Autre souci de « taille », le volume des lave-linge constitue également un autre critère à l’achat pour le consommateur. En effet, le poids et les dimensions du produit se mettent en porte-à-faux avec les contraintes d’espace du logement du consommateur. Dominé par les modèles de 5-6 kg qui représentent 32,1 % de l’offre, le marché se concentre essentiellement aujourd’hui sur les modèles 4-5 kg (15,6 %), 6-7 kg (23,2 %) et 7-8 kg (17 %). En effet, bien qu’en légère hausse, les modèles 0-4 kg (de 0,4 à 0,5 %), 8-9 kg (de 5,1 à 6,9 %) et 10-19 kg (de 2,5 à 3,5 %) demeurent anecdotiques dans les linéaires. Petit aparté cependant sur les modèles 9-10 kg en légère perte de vitesse, leur place au sein des linéaires se réduisant de 2 à 1,2 % de l’offre. Il est à noter que si nous observons une certaine stabilité de l’offre dans les différentes tailles de lave-linge, que ce soit chez les GSS ou les hypermarchés, seule la catégorie 8-9 kg semble connaître un fort développement au sein de ces deux circuits de distribution, passant en effet de 4,9 à 7 % de l’offre chez les GSS et de 6,1 à 7,3 % de l’offre chez les hypermarchés. Côté valeur en revanche, le moral est une fois encore à la baisse dans toutes les catégories, excepté les modèles 0-4 kg qui enregistrent la seule progression sensible sur 1 an, passant en effet de 583 à 604 euros. S’il convient de saluer la performance des GSS sur le segment des machines de 5-6 kg avec une croissance en valeur de 538 à 544 euros, force est de constater une fois encore que les hypermarchés entraînent inexorablement la valeur du marché vers le bas avec un prix moyen de vente qui est passé de 513 à 468 euros en 1 an. Cette érosion de la valeur va crescendo plus le poids des machines est important. Ainsi, les modèles les plus imposants sont ceux qui subissent le plus ce recul du prix de vente moyen en linéaires. En outre, en dépit de leurs efforts, les GSS accusent également une baisse notable du prix de vente moyen de leur offre en linéaires.

L’éternel débat Top/Front

Considéré comme un critère à l’achat par le consommateur, le choix entre les modèles de machines Front et Top s’effectue généralement en fonction des contraintes spatiales et de praticité d’accès à la machine.

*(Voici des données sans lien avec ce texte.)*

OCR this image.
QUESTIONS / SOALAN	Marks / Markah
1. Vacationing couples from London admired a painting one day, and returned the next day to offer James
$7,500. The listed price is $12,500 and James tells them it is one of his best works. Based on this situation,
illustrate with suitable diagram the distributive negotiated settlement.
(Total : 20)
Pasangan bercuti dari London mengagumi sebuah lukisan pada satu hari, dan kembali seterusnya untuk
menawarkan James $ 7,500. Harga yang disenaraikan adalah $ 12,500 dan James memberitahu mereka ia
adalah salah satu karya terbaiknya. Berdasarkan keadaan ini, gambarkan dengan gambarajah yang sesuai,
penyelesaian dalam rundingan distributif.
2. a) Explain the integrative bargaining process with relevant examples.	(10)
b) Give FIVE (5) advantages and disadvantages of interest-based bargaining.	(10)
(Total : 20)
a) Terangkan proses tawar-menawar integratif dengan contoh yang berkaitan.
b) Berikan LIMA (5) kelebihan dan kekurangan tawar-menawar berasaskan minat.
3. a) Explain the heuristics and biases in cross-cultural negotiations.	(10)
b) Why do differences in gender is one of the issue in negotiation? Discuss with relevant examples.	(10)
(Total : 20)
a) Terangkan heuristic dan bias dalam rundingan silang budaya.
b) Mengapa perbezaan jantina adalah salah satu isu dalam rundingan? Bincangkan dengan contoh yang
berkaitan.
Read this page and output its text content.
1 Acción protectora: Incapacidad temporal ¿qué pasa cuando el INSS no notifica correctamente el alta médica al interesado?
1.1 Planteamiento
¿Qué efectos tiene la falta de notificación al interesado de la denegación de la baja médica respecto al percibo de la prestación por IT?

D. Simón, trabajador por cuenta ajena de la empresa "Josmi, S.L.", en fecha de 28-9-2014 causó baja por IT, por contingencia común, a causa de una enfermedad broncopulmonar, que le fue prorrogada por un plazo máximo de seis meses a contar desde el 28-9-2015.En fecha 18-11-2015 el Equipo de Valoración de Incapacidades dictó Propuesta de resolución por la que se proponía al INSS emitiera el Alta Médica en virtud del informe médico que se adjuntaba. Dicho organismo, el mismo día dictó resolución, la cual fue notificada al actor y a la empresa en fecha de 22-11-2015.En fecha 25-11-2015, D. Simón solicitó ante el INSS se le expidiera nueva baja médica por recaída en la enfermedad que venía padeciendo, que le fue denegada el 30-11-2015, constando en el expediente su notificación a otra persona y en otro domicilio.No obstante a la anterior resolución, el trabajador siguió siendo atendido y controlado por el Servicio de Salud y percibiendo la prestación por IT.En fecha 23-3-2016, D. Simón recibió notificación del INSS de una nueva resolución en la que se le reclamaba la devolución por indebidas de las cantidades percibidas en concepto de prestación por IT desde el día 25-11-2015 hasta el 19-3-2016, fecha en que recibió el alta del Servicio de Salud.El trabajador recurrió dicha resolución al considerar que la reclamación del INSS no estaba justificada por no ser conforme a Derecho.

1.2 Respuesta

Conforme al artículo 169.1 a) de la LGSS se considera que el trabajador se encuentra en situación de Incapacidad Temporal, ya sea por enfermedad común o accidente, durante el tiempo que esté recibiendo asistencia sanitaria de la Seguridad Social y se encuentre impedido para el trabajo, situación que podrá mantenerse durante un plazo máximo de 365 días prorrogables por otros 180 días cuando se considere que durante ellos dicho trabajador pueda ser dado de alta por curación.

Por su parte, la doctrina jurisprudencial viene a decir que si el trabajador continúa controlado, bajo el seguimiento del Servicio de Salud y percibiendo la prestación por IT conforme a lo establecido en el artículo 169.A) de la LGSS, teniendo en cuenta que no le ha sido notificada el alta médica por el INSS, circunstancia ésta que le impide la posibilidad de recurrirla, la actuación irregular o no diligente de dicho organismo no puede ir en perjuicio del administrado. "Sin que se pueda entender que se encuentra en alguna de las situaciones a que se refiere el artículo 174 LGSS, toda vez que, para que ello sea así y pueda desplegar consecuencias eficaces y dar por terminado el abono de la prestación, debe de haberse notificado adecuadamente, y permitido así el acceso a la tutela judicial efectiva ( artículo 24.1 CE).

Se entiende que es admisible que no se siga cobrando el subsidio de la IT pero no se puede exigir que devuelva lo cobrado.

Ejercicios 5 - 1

Historiquement dominé par les modèles Front qui continue de croître en volume au sein des linéaires (de 64,3 à 66 %), le marché assiste à une lente rationalisation de l’offre au profit de ces modèles. Bien qu’en retrait chez les GSS (de 36,2 à 33,5 % de l’offre), les modèles Top se révèlent relativement stables, quoiqu’en légère baisse, chez les hypermarchés (de 33,2 à 32,8 %). Il est d’ailleurs surprenant, en comparant les deux circuits de distribution, qu’en dépit d’une visibilité en baisse chez les GSS, la présence en linéaire de l’offre Top demeure proportionnellement supérieure à celle chez les hypermarchés alors que la demande y semble plus importante, eu égard au fait que l’offre ne varie peu ou pas. En ce qui concerne la valeur, la tendance est naturellement à la baisse pour les deux familles de produits avec un prix moyen en linéaire chutant en 1 an de 569 à 546 euros. Il est cependant à noter que la baisse de la valeur a principalement été enregistrée au mois de juillet 2011, le prix de vente moyen des modèles Front ayant en effet chuté de 26 euros entre juin et juillet 2011 alors qu’il avait seulement reculé de 595 à 584 euros entre juillet 2010 et juin 2011. Même constat pour la famille Top qui a accusé une baisse significative de son prix de vente entre juin et juillet 2011 de 12 euros alors qu’en juillet 2010 sa valeur se situait aux alentours de 523 euros. Comme d’ordinaire, la faute est une nouvelle fois due aux hypermarchés qui accusent la plus importante baisse de valeur dans les deux familles de produits (de 525 à 480 euros pour les Front, et de 492 à 445 euros pour les modèles Top).